The TSA appears to be following through on promises to deal more effectively with well-publicized (and sometimes hysterically publicized) concerns many people have about the "strip search" aspects of those whole-body imagers that the agency has been busily installing at airport checkpoints.
The TSA said today that it is installing major software upgrades on one type of the machines (the ones that use millimeter-wave technology), that will "enhance privacy by eliminating passenger-specific images" that a screener looks at.
Of the whole-body imaging machines now in use at 78 airports, about half use the millimeter wave technology, which works on radio waves. The others are so-called backscatter machines, which use X-ray technology.
The TSA said it's working on developing similar software upgrades for the backscatter machines. But the millimeter-wave machine upgrades have already been tested at the Reagan National, Atlanta and Las Vegas airports, and are being rolled out "in the coming months," the agency says.
How this works, according to the TSA:
Rather than generating a graphic naked-body image of the person being scanned, the machines, once they're upgraded, will detect any anomalous mass or item in a person's clothes or on the body -- as both types of machine do now.

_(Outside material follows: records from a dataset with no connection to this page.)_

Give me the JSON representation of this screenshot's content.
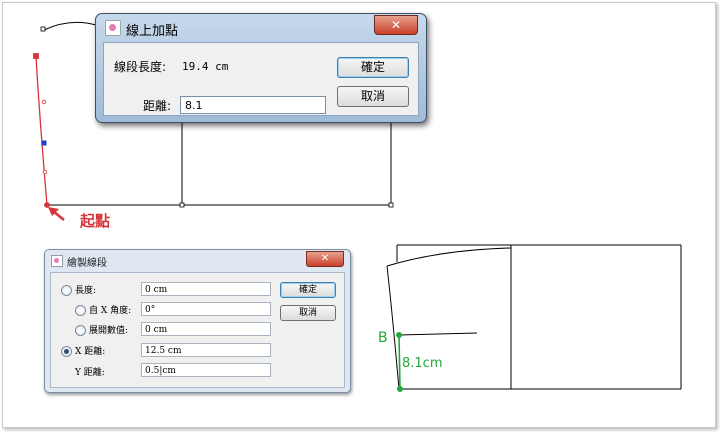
{
  "dialog_point": {
    "title": "線上加點",
    "close": "✕",
    "segment_length_label": "線段長度:",
    "segment_length_value": "19.4 cm",
    "distance_label": "距離:",
    "distance_value": "8.1",
    "ok": "確定",
    "cancel": "取消"
  },
  "dialog_segment": {
    "title": "繪製線段",
    "close": "✕",
    "length_label": "長度:",
    "length_value": "0 cm",
    "angle_label": "自 X 角度:",
    "angle_value": "0°",
    "offset_label": "展開數值:",
    "offset_value": "0 cm",
    "x_label": "X 距離:",
    "x_value": "12.5 cm",
    "y_label": "Y 距離:",
    "y_value": "0.5|cm",
    "ok": "確定",
    "cancel": "取消",
    "selected": "x"
  },
  "annotations": {
    "start_point": "起點",
    "point_b": "B",
    "green_length": "8.1cm"
  },
  "colors": {
    "red": "#d9343a",
    "green": "#22a83a"
  }
}
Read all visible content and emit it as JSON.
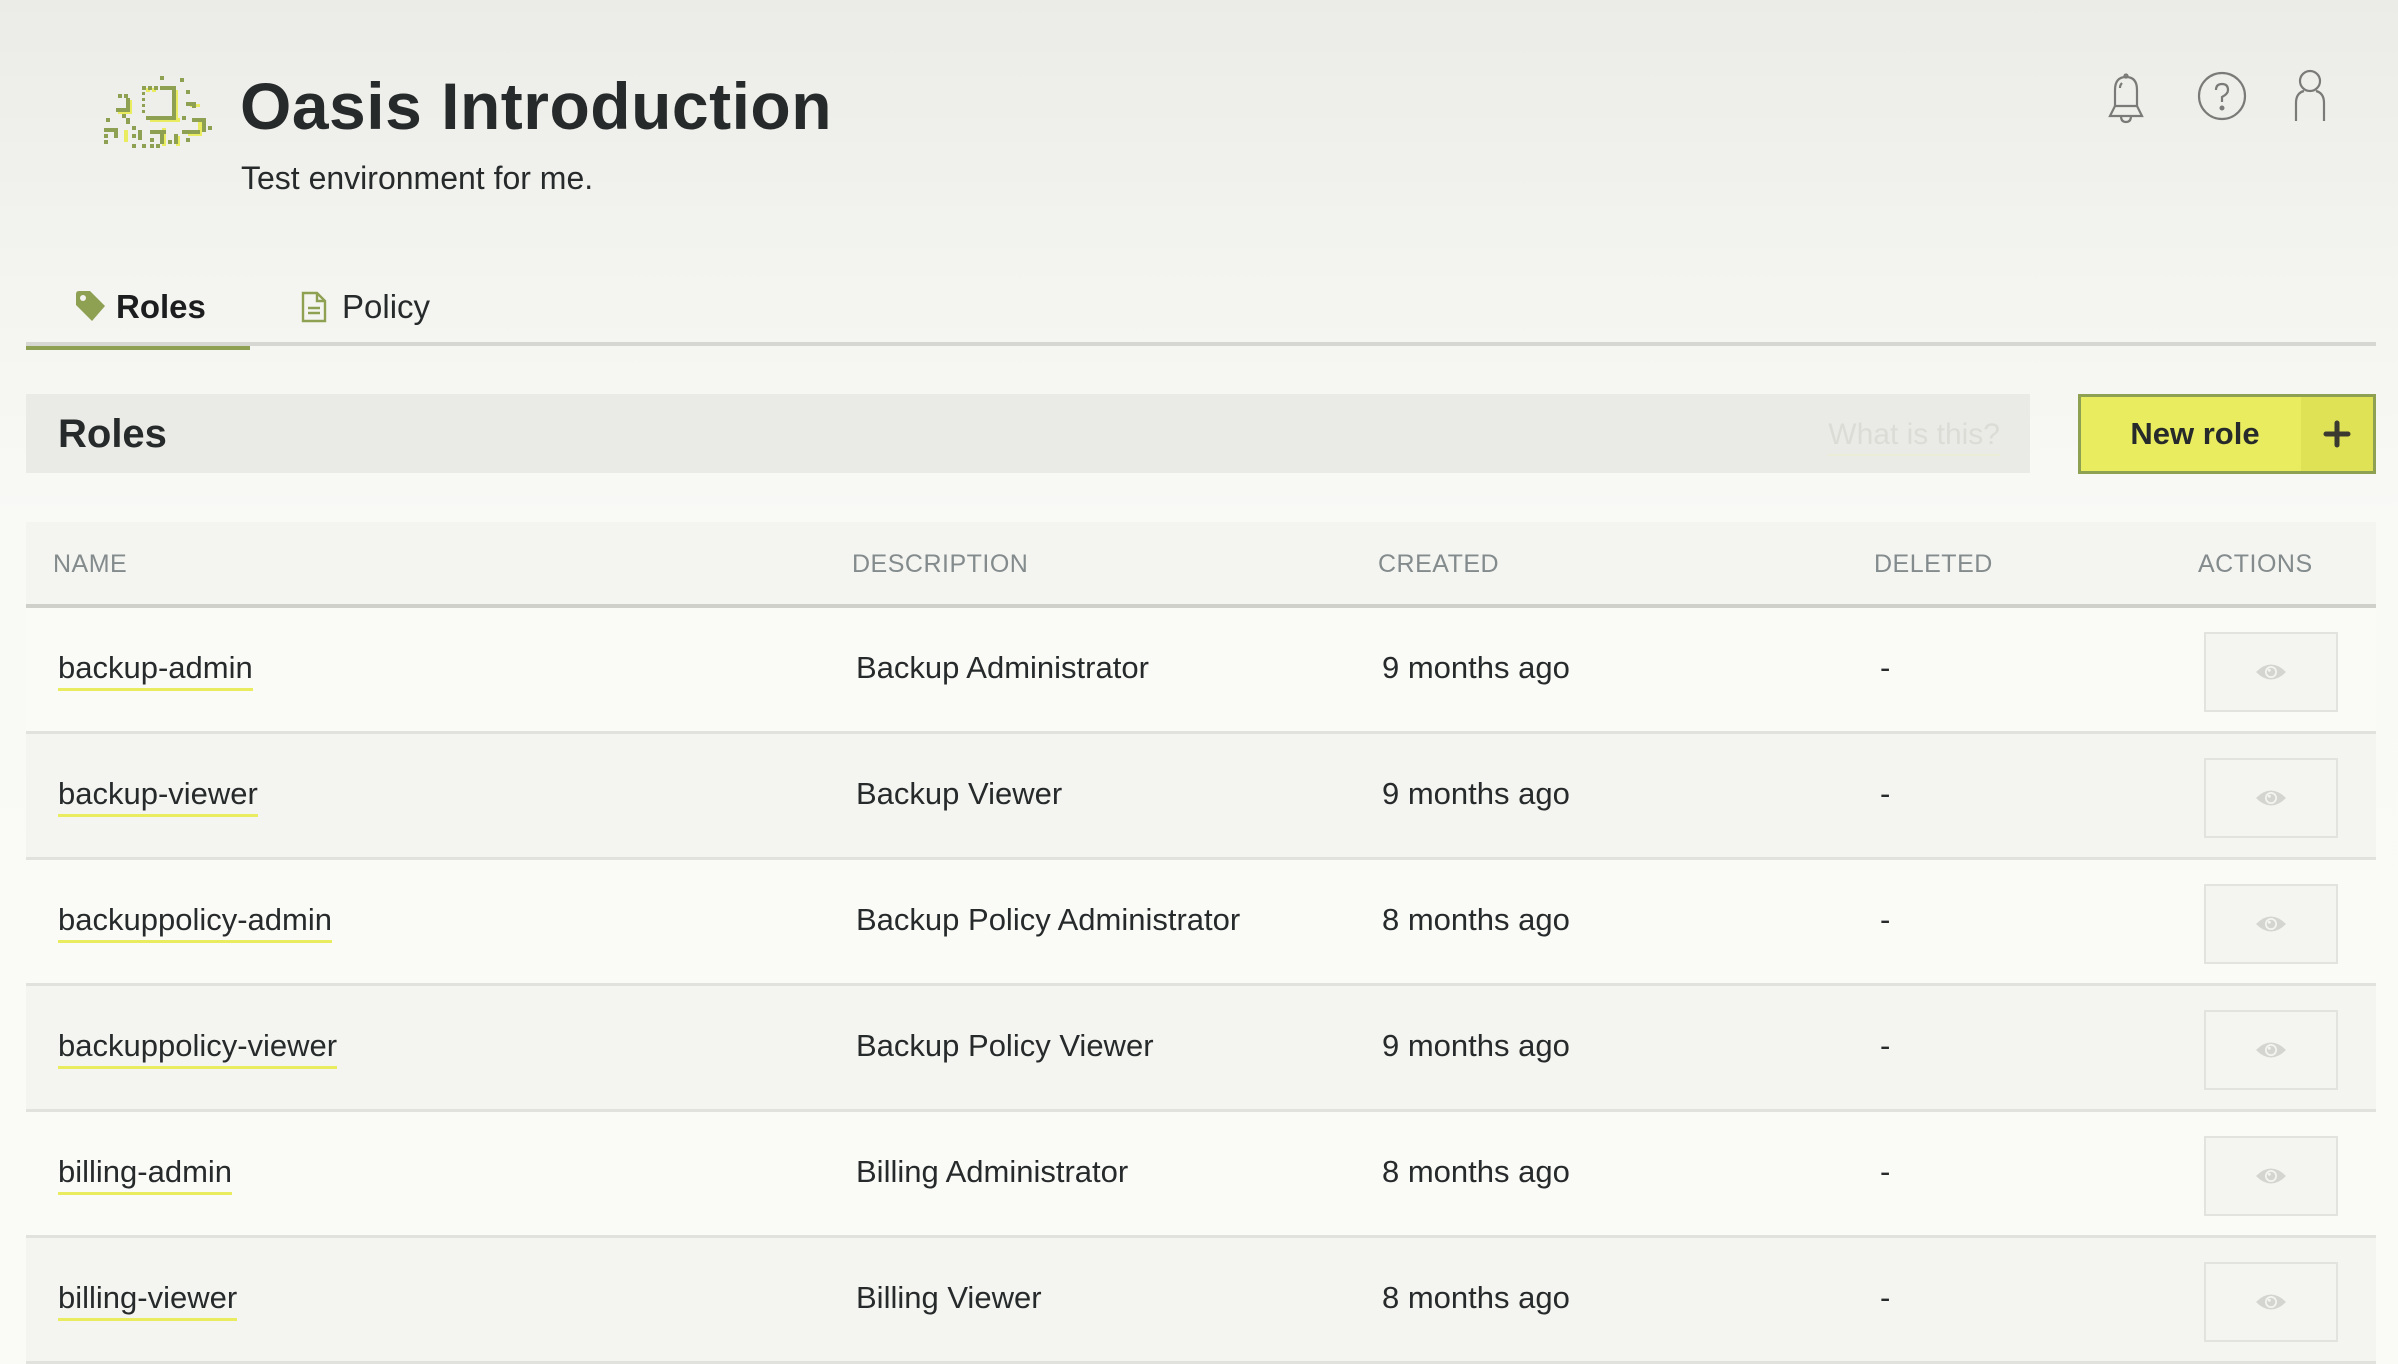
{
  "header": {
    "title": "Oasis Introduction",
    "subtitle": "Test environment for me.",
    "icons": [
      "bell-icon",
      "help-icon",
      "user-icon"
    ]
  },
  "tabs": [
    {
      "label": "Roles",
      "icon": "tag-icon",
      "active": true
    },
    {
      "label": "Policy",
      "icon": "document-icon",
      "active": false
    }
  ],
  "section": {
    "title": "Roles",
    "help_link": "What is this?",
    "new_button_label": "New role",
    "new_button_icon": "plus-icon"
  },
  "table": {
    "columns": [
      "NAME",
      "DESCRIPTION",
      "CREATED",
      "DELETED",
      "ACTIONS"
    ],
    "rows": [
      {
        "name": "backup-admin",
        "description": "Backup Administrator",
        "created": "9 months ago",
        "deleted": "-",
        "action": "view"
      },
      {
        "name": "backup-viewer",
        "description": "Backup Viewer",
        "created": "9 months ago",
        "deleted": "-",
        "action": "view"
      },
      {
        "name": "backuppolicy-admin",
        "description": "Backup Policy Administrator",
        "created": "8 months ago",
        "deleted": "-",
        "action": "view"
      },
      {
        "name": "backuppolicy-viewer",
        "description": "Backup Policy Viewer",
        "created": "9 months ago",
        "deleted": "-",
        "action": "view"
      },
      {
        "name": "billing-admin",
        "description": "Billing Administrator",
        "created": "8 months ago",
        "deleted": "-",
        "action": "view"
      },
      {
        "name": "billing-viewer",
        "description": "Billing Viewer",
        "created": "8 months ago",
        "deleted": "-",
        "action": "view"
      }
    ]
  },
  "colors": {
    "accent_green": "#8ea152",
    "button_yellow": "#e8ec5e",
    "link_underline": "#e8ec5e",
    "text_dark": "#262a2b",
    "header_text_gray": "#838b8d"
  }
}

But if nothing is detected on the upgraded machines, an "OK" appears on the monitor screen, with no body image produced at all. If something is detected, the screen shows a generic body outline that indicates the location of the object or objects. As is the case now, that will then require a physical patdown to "resolve the issue."
Eliminating the specific body image of the person being screened eliminates the need, driven by privacy concerns, to have a separate screener examine the images in a remote location and communicate with the screener at the checkpoint about what the image shows. Instead, both passenger and screener alike will see the image on the screen at the checkpoint.
Whole body imaging machines are now being used at checkpoints in 78 airports. Right now, 488 machines are in use at lanes at those airports, and the TSA is rolling more out, with plans to have them eventually entirely replace then old magnetometers at 2,000 total checkpoints in the roughly 450 commercial airports.
The magnetometers detect only metallic objects. While the whole-body imagers don't detect metal, per se, they show any object or mass on the body. They're being put in place basically to enhance the ability to detect not just metallic weapons but also mass that indicates the possibility of concealed non-metallic explosive material.